World traveler Michelle May, a one time North Tonawanda resident now in her 30s and living in California, made national headlines recently when she was briefly detained in Iran following historic protests in Tehran.
She relocated to Dubai following the ordeal last Friday, and spoke with CNN’s Kiran Chetry for an interview posted online Wednesday.
May flew to Tehran prior to headline-grabbing protests earlier this month. It was her third trip to the Middle Eastern nation in more than a decade. May, a dual Irish-American citizen, traveled under an Irish passport.
She recalled a scene usually reserved for the movies, in which the cab she was riding in was stopped by men on motorcycles. She was whisked into a waiting car before being driven around and subjected to an hour-long interrogation.
In the interview, May pointed out she was not held longer probably because she is not a terrorist or a spy. But she became a sort of journalist for one of the few stories able to escape Iran recently, in the wake of hotly contested presidential elections and the kind of protests not seen there since the 1979 Iranian Revolution.
Bloody street-level clashes had just flared up between supporters of incumbent President Mahmoud Ahmadinejad and those of reform candidate Mir Hossein Mousavi.
The riots were in large part peaceful, it has been reported, but also remarkably violent in the wake of the reform candidate’s announced loss and suspicions of voter fraud.
May had front row seats, before her kidnapping and brief detainment by Basij militia operatives working on behalf of Ahmadinejad recently in Tehran, the nation’s capital.

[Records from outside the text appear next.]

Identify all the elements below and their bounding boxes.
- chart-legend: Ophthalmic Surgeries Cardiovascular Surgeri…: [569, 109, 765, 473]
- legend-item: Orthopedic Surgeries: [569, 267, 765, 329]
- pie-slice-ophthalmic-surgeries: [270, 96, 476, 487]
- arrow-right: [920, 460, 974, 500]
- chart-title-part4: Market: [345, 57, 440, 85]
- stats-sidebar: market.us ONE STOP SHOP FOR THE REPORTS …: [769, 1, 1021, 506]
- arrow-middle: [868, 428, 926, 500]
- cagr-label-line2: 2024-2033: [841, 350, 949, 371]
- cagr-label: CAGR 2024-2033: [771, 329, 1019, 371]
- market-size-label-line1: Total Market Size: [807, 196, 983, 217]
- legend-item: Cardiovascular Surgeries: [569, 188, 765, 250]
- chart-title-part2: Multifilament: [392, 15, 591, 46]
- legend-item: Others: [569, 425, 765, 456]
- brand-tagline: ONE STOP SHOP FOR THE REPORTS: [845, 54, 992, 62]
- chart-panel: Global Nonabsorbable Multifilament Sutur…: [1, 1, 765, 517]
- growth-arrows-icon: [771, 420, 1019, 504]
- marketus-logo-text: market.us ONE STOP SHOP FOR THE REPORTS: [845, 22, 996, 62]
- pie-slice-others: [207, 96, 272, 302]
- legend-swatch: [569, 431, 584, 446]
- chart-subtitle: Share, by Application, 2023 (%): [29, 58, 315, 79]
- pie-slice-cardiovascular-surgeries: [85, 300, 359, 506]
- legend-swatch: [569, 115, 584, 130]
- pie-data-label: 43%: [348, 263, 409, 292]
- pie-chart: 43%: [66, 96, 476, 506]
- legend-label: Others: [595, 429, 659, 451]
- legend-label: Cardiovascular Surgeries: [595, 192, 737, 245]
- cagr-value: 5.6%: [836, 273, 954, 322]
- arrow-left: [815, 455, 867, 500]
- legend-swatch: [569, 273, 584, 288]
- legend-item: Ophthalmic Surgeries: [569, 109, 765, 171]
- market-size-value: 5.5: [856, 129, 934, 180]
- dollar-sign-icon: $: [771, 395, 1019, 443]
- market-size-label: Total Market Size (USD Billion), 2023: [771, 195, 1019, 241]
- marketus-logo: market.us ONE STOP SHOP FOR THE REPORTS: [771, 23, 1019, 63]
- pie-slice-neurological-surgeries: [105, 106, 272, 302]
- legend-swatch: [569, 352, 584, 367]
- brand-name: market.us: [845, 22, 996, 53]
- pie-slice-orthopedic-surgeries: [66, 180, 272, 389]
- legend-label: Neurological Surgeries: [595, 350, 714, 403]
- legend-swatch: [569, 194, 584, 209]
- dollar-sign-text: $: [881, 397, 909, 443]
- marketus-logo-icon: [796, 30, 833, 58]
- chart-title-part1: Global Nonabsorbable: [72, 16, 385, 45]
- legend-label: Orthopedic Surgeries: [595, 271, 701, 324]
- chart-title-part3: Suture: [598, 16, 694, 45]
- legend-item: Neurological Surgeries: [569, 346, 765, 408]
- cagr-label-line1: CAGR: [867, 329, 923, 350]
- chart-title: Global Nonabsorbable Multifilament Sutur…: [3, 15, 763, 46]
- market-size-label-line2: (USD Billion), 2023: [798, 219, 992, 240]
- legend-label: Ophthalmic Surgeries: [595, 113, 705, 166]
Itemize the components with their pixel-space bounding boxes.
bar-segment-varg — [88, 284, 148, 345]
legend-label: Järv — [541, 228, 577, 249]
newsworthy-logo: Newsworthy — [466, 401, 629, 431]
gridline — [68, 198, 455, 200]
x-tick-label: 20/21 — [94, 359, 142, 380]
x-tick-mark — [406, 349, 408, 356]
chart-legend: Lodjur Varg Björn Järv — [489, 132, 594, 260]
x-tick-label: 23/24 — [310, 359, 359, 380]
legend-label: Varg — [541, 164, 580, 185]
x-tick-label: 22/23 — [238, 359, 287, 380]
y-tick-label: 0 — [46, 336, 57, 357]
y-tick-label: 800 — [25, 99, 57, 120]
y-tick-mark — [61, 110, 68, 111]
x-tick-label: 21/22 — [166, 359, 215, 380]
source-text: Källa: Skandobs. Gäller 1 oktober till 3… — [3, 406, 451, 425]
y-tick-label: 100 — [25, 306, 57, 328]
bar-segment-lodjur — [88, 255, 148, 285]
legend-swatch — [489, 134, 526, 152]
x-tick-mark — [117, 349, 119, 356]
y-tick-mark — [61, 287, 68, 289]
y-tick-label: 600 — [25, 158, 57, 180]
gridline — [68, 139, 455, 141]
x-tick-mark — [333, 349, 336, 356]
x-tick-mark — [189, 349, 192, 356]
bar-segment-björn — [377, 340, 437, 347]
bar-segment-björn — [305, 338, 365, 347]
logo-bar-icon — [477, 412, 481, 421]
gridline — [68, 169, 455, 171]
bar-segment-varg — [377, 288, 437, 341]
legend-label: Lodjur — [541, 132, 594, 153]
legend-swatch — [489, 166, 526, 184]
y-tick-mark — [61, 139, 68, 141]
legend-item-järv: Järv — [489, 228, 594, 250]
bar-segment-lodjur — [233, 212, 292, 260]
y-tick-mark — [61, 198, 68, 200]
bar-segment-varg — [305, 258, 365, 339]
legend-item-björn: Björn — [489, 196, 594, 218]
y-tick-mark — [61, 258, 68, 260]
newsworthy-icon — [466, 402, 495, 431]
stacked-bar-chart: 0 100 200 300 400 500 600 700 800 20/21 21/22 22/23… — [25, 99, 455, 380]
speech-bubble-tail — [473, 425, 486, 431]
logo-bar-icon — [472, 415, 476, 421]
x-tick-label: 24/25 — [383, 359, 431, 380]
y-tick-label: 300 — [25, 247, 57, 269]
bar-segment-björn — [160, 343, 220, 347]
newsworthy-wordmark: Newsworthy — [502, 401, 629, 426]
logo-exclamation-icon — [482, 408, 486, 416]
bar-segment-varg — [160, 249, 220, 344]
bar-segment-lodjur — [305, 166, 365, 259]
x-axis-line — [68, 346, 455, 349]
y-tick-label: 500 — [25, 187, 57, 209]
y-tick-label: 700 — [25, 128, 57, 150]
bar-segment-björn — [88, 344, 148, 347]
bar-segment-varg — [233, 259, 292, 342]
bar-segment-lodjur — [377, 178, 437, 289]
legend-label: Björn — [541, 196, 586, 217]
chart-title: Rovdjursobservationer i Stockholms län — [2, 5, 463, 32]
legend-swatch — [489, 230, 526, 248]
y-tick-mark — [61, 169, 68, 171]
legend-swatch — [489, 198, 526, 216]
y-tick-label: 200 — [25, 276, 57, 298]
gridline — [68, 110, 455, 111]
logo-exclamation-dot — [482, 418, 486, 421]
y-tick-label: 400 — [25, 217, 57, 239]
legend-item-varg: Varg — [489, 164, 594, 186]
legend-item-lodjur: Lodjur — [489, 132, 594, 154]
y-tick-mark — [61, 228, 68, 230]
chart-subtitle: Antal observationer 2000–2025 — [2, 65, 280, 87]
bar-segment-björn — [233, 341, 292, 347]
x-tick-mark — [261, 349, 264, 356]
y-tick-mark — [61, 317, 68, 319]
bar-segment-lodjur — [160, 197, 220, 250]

The following is a composite of her talk with CNN:
“I went because I have been there two times before and I feel very connected to the county and the people there ... I have a lot of friends. So when I was watching the election, the run up to the election and the election results I just felt a real need to be there with my friends. I just wanted to be a part of what could possibly be history. So I made arrangements last minute,” she said.
She said she had been sitting in an Internet cafe, trying to download a CNN report on Ayatollah Ali Khamenei’s post-election prayer. A male Iranian stranger had helped her hail a cab to meet a friend for lunch.
The rest is like something out of the movies.
“And about a half an hour into that ride, there are two motorbikes on either side of my taxi — (the male acquaintance) is on the back of one of them .... They pulled me over and I knew what was happening. I was terrified.”
She started screaming.
The once-helpful male acquaintance got in the cab, “and he told me I had to go with them,” she said.
“I stood up to get out of the taxi — I thought ‘I’ll make a scene on the street and maybe they’ll leave me alone. However, that didn’t work, I think because everybody’s so terrified of the Basij right now ... They took me by either arm and then they put me into a car that had pulled up,” she told CNN.
They then held her in that fashion for roughly an hour.
“OK we’ll stop,” she recalled the man who spoke English saying when they passed a police station and she banged on the window.
“They really had nothing on me. I’m not a terrorist and I’m not a spy,” she said.
They recommended she go to Dubai, which she did before speaking with the media.
The interview included rare comments on the feeling among Iran’s citizens amid all the upheaval.
“Honestly everyone I know there is just scared,” May said. “Since last Friday I don’t know anybody who is actually going out and protesting and if they are, like I said, they know that they’re risking their lives but they’re so fed up that they’re willing to do that.”
“It’s definitely a very scary time. It’s a strange time. It’s different than how it normally is there.”
You can view the full CNN interview by typing http://www.cnn.com/video/?iref=videoglobal into your Web browser, then clicking on the link near the bottom of the page.
Back here in North Tonawanda, childhood friend and schoolmate Sue Wadowski recalls May as a “quiet, smart girl with a good head on her shoulders.”
Though the two haven’t spoken much since graduation from North Tonawanda High School’s class of 1990, she said it’s no surprise May has traveled so extensively.
She mentioned May’s blog, meshelmay.com/blog, a site featuring accounts of several humanitarian voyages to some of the world’s poorest or politically volatile countries in recent years.
An entry entitled “An American in Iran” includes a section called frequently asked questions.
A chapter called “Why Iran?” details how May had long wanted to visit the country and first did so in the summer of 1997.
“I found myself in awe of the land’s beauty, and the staggering kindness of the people,” she wrote “... many people in ‘the West’ don’t realize this is an essential part of Persian culture and also a major part of Islam — taking care of your guest, even if they are simply a tourist in your country. Back home, we stand much to learn from this custom.”
She goes on to say she felt safer in Iran than her hometown of San Francisco. Also, she writes, her dual citizenship allowed her to travel as a citizen of Ireland, and unlike Americans, she can travel independently there, without an official escort or tour group.
“I fund myself,” she writes of her ability to travel, after noting she now works in the California public school system, preempting the presumed question, ‘are you independently wealthy?’
“I work very hard. Save. Don’t spend money on too many frivolous things.”